Analyses your Review folders, identifies patterns (common suffixes causing low confidence, folders with no tags, threshold calibration), and proposes specific config changes. You choose which to apply.

---

## Folder routing logic

| Condition | Destination |
|-----------|-------------|
| Confidence ≥ threshold, not a duplicate | `Clean/Albums/Artist/Album/` |
| Confidence < threshold | `Review/Albums/` |
| Same proposed name appears twice in this run | `Review/Duplicates/` |
| Already exists in Clean (manifest or disk scan) | `Review/Duplicates/` |
| Tags absent, name derived from folder heuristic | `Review/Albums/` |
| Too many unreadable files | `Review/Albums/` |

---

## DJ workflow notes

**Before your library overhaul:** RaagDosa will detect Rekordbox and Serato database files in your source folders and warn you. Moving or renaming files will break existing analysis data (hot cues, waveforms, beatgrids).

**Recommended workflow:**
1. Run RaagDosa to clean your library structure
2. Re-import your Clean library into Rekordbox/Serato from scratch
3. Re-analyse tracks

This is intentional — you're building a new, clean library foundation, not patching the old one.
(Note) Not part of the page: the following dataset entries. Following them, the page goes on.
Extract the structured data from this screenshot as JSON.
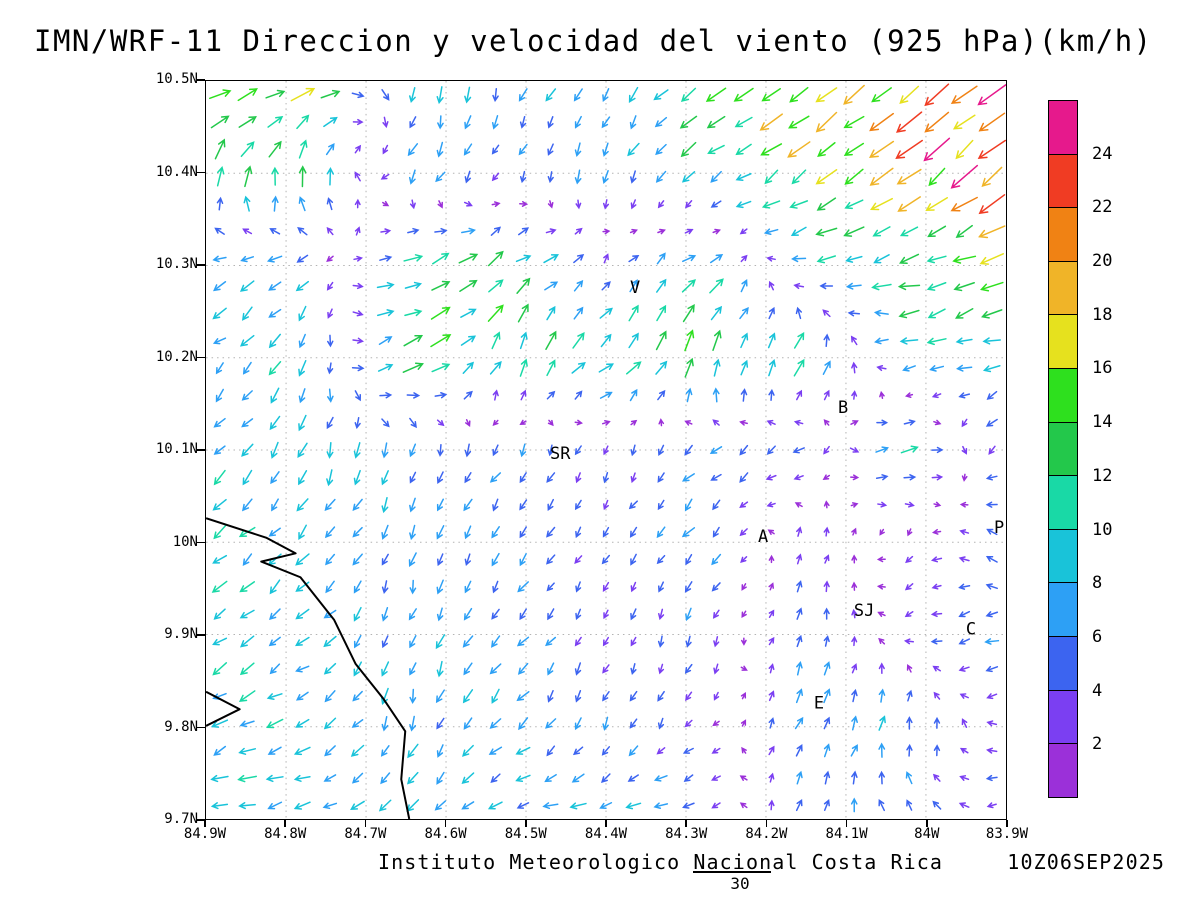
{
  "caption": {
    "institute": "Instituto Meteorologico Nacional Costa Rica",
    "datetime": "10Z06SEP2025",
    "frame_number": "30"
  },
  "chart_data": {
    "type": "quiver",
    "title": "IMN/WRF-11 Direccion y velocidad del viento (925 hPa)(km/h)",
    "subtitle": "",
    "xlabel": "",
    "ylabel": "",
    "x_ticks": [
      "84.9W",
      "84.8W",
      "84.7W",
      "84.6W",
      "84.5W",
      "84.4W",
      "84.3W",
      "84.2W",
      "84.1W",
      "84W",
      "83.9W"
    ],
    "y_ticks": [
      "10.5N",
      "10.4N",
      "10.3N",
      "10.2N",
      "10.1N",
      "10N",
      "9.9N",
      "9.8N",
      "9.7N"
    ],
    "lon_range": [
      -84.9,
      -83.9
    ],
    "lat_range": [
      9.7,
      10.5
    ],
    "grid": "dotted",
    "colorbar": {
      "unit": "km/h",
      "position": "right",
      "levels": [
        2,
        4,
        6,
        8,
        10,
        12,
        14,
        16,
        18,
        20,
        22,
        24
      ],
      "colors": [
        "#9b30d9",
        "#7b3ff2",
        "#3c64f0",
        "#2da0f5",
        "#19c3d9",
        "#19d9a6",
        "#23c84b",
        "#2ee01e",
        "#e6e11e",
        "#f0b428",
        "#f08214",
        "#f03c23",
        "#e6198c"
      ]
    },
    "wind_field": {
      "units": "km/h",
      "lons": [
        -84.9,
        -84.775,
        -84.65,
        -84.525,
        -84.4,
        -84.275,
        -84.15,
        -84.025,
        -83.9
      ],
      "lats": [
        10.5,
        10.4,
        10.3,
        10.2,
        10.1,
        10.0,
        9.9,
        9.8,
        9.7
      ],
      "u": [
        [
          14,
          16,
          0,
          -2,
          -4,
          -10,
          -14,
          -16,
          -17
        ],
        [
          4,
          2,
          -4,
          -2,
          -2,
          -8,
          -12,
          -15,
          -16
        ],
        [
          -8,
          -6,
          10,
          10,
          2,
          9,
          -8,
          -12,
          -13
        ],
        [
          -6,
          -4,
          13,
          4,
          8,
          4,
          6,
          -8,
          -9
        ],
        [
          -6,
          -3,
          -1,
          -3,
          -1,
          -4,
          -5,
          10,
          -5
        ],
        [
          -7,
          -6,
          -2,
          -4,
          -2,
          -5,
          2,
          -2,
          -4
        ],
        [
          -7,
          -6,
          -2,
          -4,
          -2,
          -1,
          2,
          -3,
          -6
        ],
        [
          -8,
          -8,
          -2,
          -5,
          -2,
          -2,
          4,
          2,
          -4
        ],
        [
          -10,
          -8,
          -6,
          -7,
          -8,
          -5,
          2,
          -4,
          -3
        ]
      ],
      "v": [
        [
          6,
          4,
          -8,
          -8,
          -6,
          -8,
          -11,
          -13,
          -14
        ],
        [
          10,
          14,
          -6,
          -3,
          -7,
          -6,
          -9,
          -12,
          -13
        ],
        [
          -3,
          -4,
          5,
          7,
          4,
          6,
          -2,
          -3,
          -5
        ],
        [
          -5,
          -8,
          6,
          10,
          8,
          12,
          10,
          -2,
          -3
        ],
        [
          -6,
          -7,
          -6,
          -5,
          -3,
          -4,
          -3,
          2,
          -4
        ],
        [
          -5,
          -6,
          -6,
          -5,
          -3,
          -5,
          4,
          -2,
          3
        ],
        [
          -6,
          -5,
          -7,
          -5,
          -3,
          -5,
          6,
          -1,
          -2
        ],
        [
          -5,
          -3,
          -8,
          -5,
          -5,
          -2,
          6,
          7,
          -1
        ],
        [
          -2,
          -2,
          -5,
          -2,
          -2,
          -2,
          6,
          4,
          -2
        ]
      ]
    },
    "cities": [
      {
        "label": "V",
        "lon": -84.37,
        "lat": 10.27
      },
      {
        "label": "B",
        "lon": -84.11,
        "lat": 10.14
      },
      {
        "label": "SR",
        "lon": -84.47,
        "lat": 10.09
      },
      {
        "label": "A",
        "lon": -84.21,
        "lat": 10.0
      },
      {
        "label": "SJ",
        "lon": -84.09,
        "lat": 9.92
      },
      {
        "label": "C",
        "lon": -83.95,
        "lat": 9.9
      },
      {
        "label": "E",
        "lon": -84.14,
        "lat": 9.82
      },
      {
        "label": "P",
        "lon": -83.915,
        "lat": 10.01
      }
    ],
    "coastline": [
      [
        [
          -84.9,
          10.026
        ],
        [
          -84.825,
          10.005
        ],
        [
          -84.788,
          9.988
        ],
        [
          -84.831,
          9.979
        ],
        [
          -84.782,
          9.962
        ],
        [
          -84.74,
          9.916
        ],
        [
          -84.713,
          9.868
        ],
        [
          -84.678,
          9.83
        ],
        [
          -84.651,
          9.795
        ],
        [
          -84.656,
          9.743
        ],
        [
          -84.646,
          9.7
        ]
      ],
      [
        [
          -84.9,
          9.838
        ],
        [
          -84.858,
          9.819
        ],
        [
          -84.9,
          9.801
        ]
      ]
    ]
  }
}
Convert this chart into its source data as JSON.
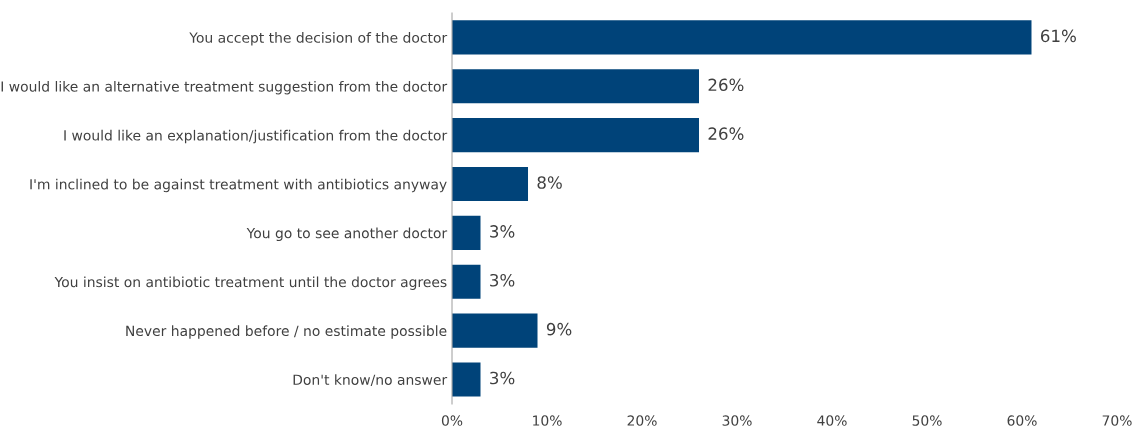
{
  "chart_data": {
    "type": "bar",
    "orientation": "horizontal",
    "categories": [
      "You accept the decision of the doctor",
      "I would like an alternative treatment suggestion from the doctor",
      "I would like an explanation/justification from the doctor",
      "I'm inclined to be against treatment with antibiotics anyway",
      "You go to see another doctor",
      "You insist on antibiotic treatment until the doctor agrees",
      "Never happened before / no estimate possible",
      "Don't know/no answer"
    ],
    "values": [
      61,
      26,
      26,
      8,
      3,
      3,
      9,
      3
    ],
    "value_labels": [
      "61%",
      "26%",
      "26%",
      "8%",
      "3%",
      "3%",
      "9%",
      "3%"
    ],
    "color": "#004379",
    "xlim": [
      0,
      70
    ],
    "xticks": [
      {
        "value": 0,
        "label": "0%"
      },
      {
        "value": 10,
        "label": "10%"
      },
      {
        "value": 20,
        "label": "20%"
      },
      {
        "value": 30,
        "label": "30%"
      },
      {
        "value": 40,
        "label": "40%"
      },
      {
        "value": 50,
        "label": "50%"
      },
      {
        "value": 60,
        "label": "60%"
      },
      {
        "value": 70,
        "label": "70%"
      }
    ],
    "grid": false,
    "legend": false
  }
}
**FLAC segregation** (`library.flac_segregation: true`) places all-FLAC folders under `Artist/FLAC/Album/` instead of `Artist/Album/`, keeping your archival masters physically separate from MP3 working copies.

---

## Stopping mid-run

- **Ctrl+C once** — finishes the current folder, then stops cleanly. State is logged; use `raagdosa resume <session_id>` to continue.
- **Ctrl+C twice** — immediate force stop. Partially moved folders are left in place.

---

## Safety

- **Copy-verify-delete** — files are copied to destination, verified by file count and total byte size (optionally MD5 checksum), then source is deleted. Never a raw move.
- **Manifest** — every folder committed to Clean is recorded in `logs/clean_manifest.json`. Used for cross-run duplicate detection and `verify`.
- **History log** — every action is appended to `logs/history.jsonl`. Full undo support by session, action ID, or original path.
- **Path traversal protection** — proposed destination paths are validated against allowed roots before any move is executed.
- **Disk space pre-check** — aborts if destination has less than 110% of source size available.

---

## Troubleshooting

**"Could not build a proposal"**  
The folder has no readable tags and the folder name doesn't match any known pattern. Use `raagdosa show "/path/to/folder"` to see exactly what was found. Fix with a tag editor (MusicBrainz Picard, beets) and re-run.

**Everything going to Review**  
Run `raagdosa learn` after a few sessions. It will identify the most common reasons and suggest config changes. Common fixes: lower `min_confidence_for_clean`, add suffixes to `strip_common_suffixes_for_voting`.

**Artist names creating multiple folders**  
Add entries to `artist_normalization.aliases` in config.yaml. Example:
```yaml
aliases:
  "jay z": "Jay-Z"
  "jayz":  "Jay-Z"
```
Then re-run `raagdosa go`.

**Wrong year on folder names**  
Raise `year.require_presence_ratio` or `year.agreement_threshold` in config to be more selective, or set `year.enabled: false` to disable year entirely.

---

## License

MIT — see [LICENSE](LICENSE).

---

## Contributing

Issues and PRs welcome. Please open an issue before starting significant work to discuss the approach.